Even lone soldiers are not safe from the growing estrangement between the U.S. and Israel. Stephanie Nelson, a fellow student on my study-abroad program in Jerusalem, found that out when she went to get a marriage license. On paper, Nelson was a textbook lone soldier. In eighth grade, she decided she would eventually move to Israel. She didn’t take the SATs and didn’t apply to college. “I wasn’t looking at my American future,” Nelson told me.
“My childhood in America — I appreciated that I was an American,” Nelson said. “I understood that I was lucky to live in America. but I never felt this drive to defend this country, to protect this country, otherwise there will be no tomorrow. In Israel, the second you feel Zionism, you feel that Israel needs help. She needs people defending her.”
Nelson enlisted in IDF at 19, and, by her own admission, drank the Kool-Aid. She said, half-joking, she saw her commanders — most of them only a year or two older than she was — as “gods,” her “Zionist leaders.” She says she pushed through basic training with a weak grasp of Hebrew through sheer belief in the cause. Her devotion was gratified when, in July 2014, all of her commanders suddenly disappeared. They had been called to Gaza. “That was the last push that made me feel like I was doing something really important,” she said.

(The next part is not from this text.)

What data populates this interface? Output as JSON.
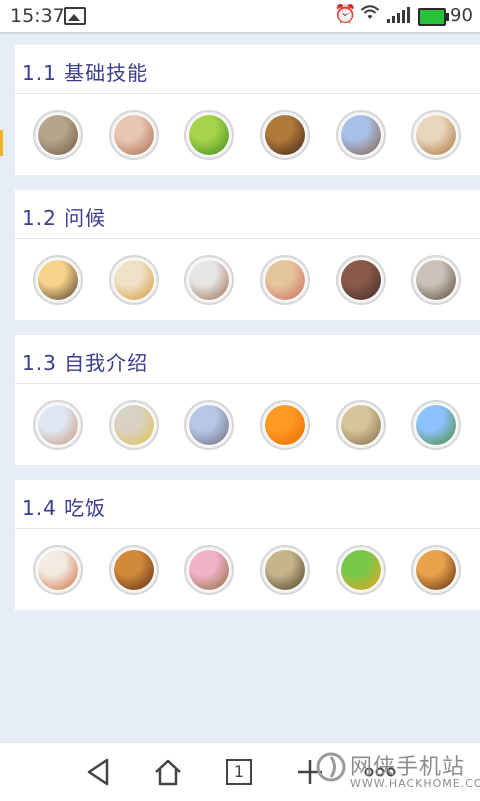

Nelson, whose mother converted to Judaism after Nelson was born, said she had an Orthodox conversion when she was an infant. She met her fiancé on the kibbutz where they were both living as lone soldiers. When they went to get a marriage license, the Rabbinate rejected her conversion. (Nelson’s brother, also an IDF volunteer, also had his conversion rejected.) Nelson appealed to a beit din, a religious court, but her appeal was denied. The court told her she would have to get what she called a “just-in-case conversion” before the Rabbinate would consider her Jewish by its definition. She called the process “horrifying.”
But Nelson had already made her decision. Although Israel wouldn’t let her be a Jew on her own terms, she would still fight for it.
“It shows something crazy about our loyalty to Judaism,” Nelson said.